El coche se detuvo en otro semáforo en rojo, en la breve cuesta al final del bulevar Carnot. Delante de ellos se extendía Niza, ciudad marina, descolorida y humana, muy alejada de la limpieza impecable y vítrea de Montecarlo y de su población de pensionistas de lujo.
Mientras conducía hacia la plaza Masséna, Hulot se volvió hacia Frank, sentado a su lado. Ottobre miraba fijamente hacia delante como Ulises a la espera del canto de las sirenas.
Nicolás Hulot detuvo su Peugeot 206 ante la verja de la central de policía de Auvare, en la calle de Roquebilliére.
Un agente de uniforme, que se hallaba de pie ante la caseta, avanzó con expresión seca para alejar a aquellos dos intrusos de la entrada reservada al personal de la policía.
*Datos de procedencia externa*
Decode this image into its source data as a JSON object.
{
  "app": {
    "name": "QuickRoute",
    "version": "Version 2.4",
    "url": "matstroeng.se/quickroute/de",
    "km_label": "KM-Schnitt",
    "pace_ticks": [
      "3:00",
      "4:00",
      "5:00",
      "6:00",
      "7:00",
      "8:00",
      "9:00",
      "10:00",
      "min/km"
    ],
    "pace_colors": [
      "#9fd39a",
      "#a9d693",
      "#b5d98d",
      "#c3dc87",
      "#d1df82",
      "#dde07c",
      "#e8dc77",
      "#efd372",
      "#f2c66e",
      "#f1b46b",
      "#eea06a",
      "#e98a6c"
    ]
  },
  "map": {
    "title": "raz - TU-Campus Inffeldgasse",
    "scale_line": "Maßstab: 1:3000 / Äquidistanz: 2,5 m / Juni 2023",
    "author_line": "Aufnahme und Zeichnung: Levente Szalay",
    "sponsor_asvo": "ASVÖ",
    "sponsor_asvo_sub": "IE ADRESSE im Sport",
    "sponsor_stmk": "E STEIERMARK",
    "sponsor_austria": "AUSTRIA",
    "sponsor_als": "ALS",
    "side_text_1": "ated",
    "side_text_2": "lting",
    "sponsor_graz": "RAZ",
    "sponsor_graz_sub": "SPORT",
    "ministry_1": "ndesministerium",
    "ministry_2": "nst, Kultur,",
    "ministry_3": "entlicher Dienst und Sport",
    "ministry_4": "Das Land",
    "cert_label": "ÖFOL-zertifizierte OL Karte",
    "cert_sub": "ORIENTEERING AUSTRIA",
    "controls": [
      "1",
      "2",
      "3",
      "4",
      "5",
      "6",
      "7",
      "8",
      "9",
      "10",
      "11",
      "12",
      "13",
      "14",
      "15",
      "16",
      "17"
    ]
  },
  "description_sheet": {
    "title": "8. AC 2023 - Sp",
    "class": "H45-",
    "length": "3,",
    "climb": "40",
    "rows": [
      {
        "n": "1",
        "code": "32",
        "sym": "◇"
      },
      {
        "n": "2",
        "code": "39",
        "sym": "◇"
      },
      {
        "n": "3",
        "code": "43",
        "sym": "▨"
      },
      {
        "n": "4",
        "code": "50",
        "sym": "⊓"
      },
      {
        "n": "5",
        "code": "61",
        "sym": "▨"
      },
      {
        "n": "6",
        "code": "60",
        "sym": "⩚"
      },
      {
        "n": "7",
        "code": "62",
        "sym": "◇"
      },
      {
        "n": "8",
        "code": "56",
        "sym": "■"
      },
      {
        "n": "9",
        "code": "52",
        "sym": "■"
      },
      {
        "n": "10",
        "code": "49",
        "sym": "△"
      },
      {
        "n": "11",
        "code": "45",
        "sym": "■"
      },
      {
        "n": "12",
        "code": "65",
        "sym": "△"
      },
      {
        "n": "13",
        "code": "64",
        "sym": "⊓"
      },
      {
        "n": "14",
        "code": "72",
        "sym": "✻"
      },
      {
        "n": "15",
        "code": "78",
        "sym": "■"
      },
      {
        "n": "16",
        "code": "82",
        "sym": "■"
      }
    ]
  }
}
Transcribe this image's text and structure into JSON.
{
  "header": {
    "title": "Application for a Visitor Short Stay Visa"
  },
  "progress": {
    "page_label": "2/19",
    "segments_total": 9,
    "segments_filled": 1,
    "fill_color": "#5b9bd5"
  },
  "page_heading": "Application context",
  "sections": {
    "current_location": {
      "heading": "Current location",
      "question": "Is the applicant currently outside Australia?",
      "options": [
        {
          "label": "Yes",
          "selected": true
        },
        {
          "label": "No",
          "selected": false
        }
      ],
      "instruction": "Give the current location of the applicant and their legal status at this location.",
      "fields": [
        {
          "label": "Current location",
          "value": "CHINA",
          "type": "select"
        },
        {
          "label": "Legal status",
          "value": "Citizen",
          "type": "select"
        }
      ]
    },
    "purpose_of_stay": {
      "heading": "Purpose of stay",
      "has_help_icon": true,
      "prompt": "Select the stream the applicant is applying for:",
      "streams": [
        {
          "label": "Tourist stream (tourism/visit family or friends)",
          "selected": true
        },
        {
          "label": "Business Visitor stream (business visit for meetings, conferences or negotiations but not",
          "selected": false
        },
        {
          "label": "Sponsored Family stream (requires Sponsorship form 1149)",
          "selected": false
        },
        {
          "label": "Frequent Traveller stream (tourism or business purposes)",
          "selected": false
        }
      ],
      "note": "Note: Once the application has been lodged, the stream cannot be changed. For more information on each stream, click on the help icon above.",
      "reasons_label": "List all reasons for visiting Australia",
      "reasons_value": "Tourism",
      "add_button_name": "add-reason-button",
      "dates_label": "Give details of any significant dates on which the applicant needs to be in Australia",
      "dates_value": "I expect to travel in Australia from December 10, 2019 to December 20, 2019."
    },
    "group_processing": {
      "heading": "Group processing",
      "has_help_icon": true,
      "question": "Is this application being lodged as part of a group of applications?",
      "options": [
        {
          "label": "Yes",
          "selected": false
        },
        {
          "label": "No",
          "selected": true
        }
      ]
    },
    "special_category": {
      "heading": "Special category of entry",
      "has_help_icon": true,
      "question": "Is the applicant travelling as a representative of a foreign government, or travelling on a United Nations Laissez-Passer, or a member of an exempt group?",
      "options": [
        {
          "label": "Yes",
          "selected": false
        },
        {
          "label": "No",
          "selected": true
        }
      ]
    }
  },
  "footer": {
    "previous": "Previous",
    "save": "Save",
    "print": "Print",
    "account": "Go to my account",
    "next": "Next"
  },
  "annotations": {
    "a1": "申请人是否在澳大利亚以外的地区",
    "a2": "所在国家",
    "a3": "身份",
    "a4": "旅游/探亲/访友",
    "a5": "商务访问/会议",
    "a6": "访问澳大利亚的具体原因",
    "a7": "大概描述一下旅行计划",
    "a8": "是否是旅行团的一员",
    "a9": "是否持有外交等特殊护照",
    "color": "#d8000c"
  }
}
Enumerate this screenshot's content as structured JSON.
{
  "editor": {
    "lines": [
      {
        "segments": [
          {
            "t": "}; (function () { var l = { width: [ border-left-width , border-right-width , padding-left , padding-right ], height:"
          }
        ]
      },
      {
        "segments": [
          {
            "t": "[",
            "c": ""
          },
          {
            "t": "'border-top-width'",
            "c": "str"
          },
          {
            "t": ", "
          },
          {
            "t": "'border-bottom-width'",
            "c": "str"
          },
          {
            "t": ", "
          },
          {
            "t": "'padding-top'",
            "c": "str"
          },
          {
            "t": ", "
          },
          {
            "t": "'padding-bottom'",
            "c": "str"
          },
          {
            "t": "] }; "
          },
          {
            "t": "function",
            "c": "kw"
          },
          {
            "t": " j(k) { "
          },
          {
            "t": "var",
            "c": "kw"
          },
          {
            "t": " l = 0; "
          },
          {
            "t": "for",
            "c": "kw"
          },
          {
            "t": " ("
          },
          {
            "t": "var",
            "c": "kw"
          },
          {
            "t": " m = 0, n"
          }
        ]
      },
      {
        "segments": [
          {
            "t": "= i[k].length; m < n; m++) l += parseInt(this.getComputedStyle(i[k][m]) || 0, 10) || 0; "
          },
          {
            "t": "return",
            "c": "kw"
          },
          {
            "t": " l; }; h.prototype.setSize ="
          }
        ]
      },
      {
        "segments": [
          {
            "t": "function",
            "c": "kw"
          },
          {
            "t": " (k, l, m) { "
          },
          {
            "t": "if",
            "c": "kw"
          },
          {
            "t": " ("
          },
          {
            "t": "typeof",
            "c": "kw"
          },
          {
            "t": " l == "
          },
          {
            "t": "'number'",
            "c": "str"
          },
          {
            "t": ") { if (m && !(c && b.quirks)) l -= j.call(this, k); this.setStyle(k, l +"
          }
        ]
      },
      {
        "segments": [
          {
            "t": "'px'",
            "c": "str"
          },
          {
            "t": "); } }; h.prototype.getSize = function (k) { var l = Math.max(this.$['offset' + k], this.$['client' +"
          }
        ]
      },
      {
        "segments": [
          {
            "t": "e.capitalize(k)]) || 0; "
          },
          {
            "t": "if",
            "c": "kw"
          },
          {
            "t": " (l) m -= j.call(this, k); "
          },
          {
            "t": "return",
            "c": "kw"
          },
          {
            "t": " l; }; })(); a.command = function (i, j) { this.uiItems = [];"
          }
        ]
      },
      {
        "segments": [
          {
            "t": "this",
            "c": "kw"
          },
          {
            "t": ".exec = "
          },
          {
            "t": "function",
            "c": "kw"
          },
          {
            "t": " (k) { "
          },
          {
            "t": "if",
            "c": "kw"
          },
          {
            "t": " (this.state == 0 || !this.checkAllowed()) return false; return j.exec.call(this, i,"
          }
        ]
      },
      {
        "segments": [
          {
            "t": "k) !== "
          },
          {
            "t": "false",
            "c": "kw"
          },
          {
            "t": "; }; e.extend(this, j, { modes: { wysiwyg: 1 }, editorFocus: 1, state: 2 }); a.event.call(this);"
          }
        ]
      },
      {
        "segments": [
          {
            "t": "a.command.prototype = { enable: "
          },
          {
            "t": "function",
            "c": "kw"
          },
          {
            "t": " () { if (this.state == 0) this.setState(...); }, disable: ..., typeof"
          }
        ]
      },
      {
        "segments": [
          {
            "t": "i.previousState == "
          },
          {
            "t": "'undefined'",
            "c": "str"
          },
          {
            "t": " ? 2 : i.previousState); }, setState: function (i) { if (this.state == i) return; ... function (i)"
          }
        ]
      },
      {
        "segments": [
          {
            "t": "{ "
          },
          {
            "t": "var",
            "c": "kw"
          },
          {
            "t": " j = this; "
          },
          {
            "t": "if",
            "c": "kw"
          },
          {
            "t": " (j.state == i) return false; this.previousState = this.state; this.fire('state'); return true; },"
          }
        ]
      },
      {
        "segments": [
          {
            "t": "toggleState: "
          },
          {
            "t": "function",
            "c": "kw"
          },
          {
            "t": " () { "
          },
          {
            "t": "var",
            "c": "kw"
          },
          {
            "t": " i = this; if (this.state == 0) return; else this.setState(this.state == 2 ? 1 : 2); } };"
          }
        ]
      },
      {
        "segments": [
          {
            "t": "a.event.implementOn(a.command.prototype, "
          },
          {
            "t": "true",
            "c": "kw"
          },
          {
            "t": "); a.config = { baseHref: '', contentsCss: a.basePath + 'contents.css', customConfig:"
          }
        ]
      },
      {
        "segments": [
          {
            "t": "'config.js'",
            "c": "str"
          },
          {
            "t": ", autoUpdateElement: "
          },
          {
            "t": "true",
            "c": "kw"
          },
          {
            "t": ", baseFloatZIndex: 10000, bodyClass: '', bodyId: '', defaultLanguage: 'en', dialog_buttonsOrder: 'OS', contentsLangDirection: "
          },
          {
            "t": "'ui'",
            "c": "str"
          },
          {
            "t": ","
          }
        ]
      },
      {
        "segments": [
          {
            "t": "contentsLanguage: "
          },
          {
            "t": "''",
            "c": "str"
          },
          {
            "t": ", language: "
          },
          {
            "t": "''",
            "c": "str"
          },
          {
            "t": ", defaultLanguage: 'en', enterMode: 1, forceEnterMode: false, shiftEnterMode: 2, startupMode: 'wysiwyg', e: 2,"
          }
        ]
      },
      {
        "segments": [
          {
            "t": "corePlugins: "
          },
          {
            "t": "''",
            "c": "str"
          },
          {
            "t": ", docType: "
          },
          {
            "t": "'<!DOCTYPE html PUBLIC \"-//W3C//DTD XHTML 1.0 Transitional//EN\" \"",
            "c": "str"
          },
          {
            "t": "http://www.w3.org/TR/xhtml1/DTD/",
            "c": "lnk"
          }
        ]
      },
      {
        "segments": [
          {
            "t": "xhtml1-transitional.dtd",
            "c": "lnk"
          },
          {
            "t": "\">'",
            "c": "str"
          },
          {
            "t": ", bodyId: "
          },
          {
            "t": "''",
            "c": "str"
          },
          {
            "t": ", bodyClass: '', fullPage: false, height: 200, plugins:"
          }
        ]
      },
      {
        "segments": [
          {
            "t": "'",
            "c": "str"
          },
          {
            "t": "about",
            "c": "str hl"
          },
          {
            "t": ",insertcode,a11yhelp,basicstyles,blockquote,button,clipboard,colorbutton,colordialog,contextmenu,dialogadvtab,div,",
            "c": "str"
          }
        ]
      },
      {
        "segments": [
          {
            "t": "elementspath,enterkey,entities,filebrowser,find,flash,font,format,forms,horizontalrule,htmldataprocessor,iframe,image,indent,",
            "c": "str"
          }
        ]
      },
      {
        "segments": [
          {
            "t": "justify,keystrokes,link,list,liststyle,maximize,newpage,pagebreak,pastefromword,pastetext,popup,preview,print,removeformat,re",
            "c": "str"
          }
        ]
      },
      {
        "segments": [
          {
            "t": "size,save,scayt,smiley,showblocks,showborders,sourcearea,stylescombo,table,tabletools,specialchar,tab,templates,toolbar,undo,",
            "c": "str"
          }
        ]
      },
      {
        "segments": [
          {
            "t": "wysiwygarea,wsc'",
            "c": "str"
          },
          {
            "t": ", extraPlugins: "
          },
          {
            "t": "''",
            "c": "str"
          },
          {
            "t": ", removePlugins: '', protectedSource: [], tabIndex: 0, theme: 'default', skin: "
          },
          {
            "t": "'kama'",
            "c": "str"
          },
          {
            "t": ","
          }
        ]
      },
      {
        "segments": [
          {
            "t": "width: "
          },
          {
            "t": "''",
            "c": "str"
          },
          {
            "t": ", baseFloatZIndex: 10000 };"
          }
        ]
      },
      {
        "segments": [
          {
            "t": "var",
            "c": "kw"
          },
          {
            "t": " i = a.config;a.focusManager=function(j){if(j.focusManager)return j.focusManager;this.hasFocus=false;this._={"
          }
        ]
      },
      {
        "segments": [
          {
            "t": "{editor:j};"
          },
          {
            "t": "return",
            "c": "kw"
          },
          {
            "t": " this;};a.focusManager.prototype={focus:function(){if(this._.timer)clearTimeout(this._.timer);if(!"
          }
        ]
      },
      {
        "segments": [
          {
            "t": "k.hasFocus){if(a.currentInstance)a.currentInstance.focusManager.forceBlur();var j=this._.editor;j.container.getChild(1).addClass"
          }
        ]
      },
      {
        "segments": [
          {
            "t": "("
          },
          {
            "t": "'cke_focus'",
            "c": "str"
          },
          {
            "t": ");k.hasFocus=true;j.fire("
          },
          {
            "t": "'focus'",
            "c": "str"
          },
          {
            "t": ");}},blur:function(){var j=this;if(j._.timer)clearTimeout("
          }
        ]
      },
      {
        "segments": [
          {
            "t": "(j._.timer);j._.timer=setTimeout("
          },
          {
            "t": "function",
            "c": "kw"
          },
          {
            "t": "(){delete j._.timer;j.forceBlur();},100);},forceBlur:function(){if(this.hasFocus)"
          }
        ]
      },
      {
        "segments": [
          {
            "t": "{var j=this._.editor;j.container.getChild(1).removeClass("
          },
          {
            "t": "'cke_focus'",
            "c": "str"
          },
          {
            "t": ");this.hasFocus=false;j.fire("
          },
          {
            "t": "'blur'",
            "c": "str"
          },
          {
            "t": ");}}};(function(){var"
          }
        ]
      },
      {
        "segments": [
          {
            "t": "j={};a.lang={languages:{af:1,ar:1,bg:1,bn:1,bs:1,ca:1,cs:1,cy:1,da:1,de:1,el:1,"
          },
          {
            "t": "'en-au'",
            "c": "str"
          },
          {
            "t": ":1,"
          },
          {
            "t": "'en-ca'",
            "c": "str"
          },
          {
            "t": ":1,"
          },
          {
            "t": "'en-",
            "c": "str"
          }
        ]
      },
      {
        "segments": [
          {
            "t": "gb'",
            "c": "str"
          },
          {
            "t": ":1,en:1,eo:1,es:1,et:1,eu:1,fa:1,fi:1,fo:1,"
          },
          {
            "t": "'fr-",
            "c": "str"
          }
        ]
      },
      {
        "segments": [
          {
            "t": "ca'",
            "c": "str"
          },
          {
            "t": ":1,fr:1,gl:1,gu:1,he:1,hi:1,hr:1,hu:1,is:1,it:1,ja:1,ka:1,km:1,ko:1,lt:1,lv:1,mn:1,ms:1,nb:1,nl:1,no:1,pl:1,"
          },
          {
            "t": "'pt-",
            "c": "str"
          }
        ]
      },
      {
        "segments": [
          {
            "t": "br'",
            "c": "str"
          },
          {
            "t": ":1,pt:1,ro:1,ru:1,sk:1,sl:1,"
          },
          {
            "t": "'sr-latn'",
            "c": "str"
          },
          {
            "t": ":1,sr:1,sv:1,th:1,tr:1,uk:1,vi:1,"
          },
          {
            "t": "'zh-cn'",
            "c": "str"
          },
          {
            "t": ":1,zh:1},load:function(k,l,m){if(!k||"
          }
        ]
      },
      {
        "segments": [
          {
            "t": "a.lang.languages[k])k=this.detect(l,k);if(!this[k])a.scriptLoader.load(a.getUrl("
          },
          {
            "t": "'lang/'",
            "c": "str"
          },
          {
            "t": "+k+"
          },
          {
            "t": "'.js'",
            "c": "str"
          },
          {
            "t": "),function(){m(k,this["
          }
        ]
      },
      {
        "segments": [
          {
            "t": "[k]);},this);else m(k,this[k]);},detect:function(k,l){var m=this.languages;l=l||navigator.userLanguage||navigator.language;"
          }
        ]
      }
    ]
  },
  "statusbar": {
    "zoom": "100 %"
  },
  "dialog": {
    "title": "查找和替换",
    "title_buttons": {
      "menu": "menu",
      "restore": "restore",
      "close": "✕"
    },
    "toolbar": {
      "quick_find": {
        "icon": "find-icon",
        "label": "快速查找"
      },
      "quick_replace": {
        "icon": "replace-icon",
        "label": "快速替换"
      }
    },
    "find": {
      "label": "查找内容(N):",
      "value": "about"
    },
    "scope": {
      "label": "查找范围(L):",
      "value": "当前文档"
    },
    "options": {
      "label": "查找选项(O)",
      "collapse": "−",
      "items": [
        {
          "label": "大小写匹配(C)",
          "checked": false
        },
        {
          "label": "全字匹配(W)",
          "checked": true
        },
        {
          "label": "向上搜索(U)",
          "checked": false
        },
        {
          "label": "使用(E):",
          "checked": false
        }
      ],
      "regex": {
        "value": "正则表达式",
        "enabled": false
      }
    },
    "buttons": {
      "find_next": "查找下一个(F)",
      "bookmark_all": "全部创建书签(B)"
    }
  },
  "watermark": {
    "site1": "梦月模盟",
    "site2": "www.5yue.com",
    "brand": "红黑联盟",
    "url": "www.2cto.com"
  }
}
Desde la ventanilla del coche el comisario le mostró su credencial.
—Comisario Hulot, Süreté Publique de Monaco. Tengo una cita con el comisario Froben.
—Disculpe, comisario, no le había reconocido. A sus órdenes.
—¿Puede avisarle, por favor?
—Enseguida. Pase.
—Gracias, agente.
Hulot avanzó unos metros y detuvo el coche a la sombra. Frank bajó y miró alrededor. El cuartel de Auvare era un complejo de construcciones de dos plantas, con muros de color cemento y techos rojos; los marcos de las puertas y las ventanas eran de madera oscura. Estaba formado por una serie de edificios rectangulares dispuestos en forma de damero, sin ninguna conexión entre ellos. En el lado más corto, el que daba a la calle, cada uno tenía una escalera exterior que llevaba a la planta superior.
El comisario se preguntó cómo veía el estadounidense todo lo que los rodeaba. Niza era una ciudad distinta, en un mundo diferente; quizá incluso otro planeta, cuya lengua él comprendía pero cuya mentalidad formaba parte solo de su cultura, no de su vida.
Casas pequeñas, cafés pequeños, personas pequeñas.
Ningún «sueño americano», ningún rascacielos que derribar; solo sueños pequeños, cuando los había, a veces descoloridos por el aire del mar, como los muros de algunas casas. Sueños pequeños, si pero que cuando se rompían provocaban grandes dolores.
Frente a la verja de entrada del centro, alguien había colgado un cartel contra la globalización. Unos se esforzaban por homogeneizar el mundo, mientras otros luchaban para no perder su identidad Europa, América, China, Asia... No eran más que manchas coloreadas en los mapas, siglas en los tableros de las agencias de cambio, nombres en los volúmenes de las bibliotecas. Ahora existía internet, existían los medios, las noticias en tiempo real. Señales de un mundo que se ampliaba o se reducía según quien lo mirara.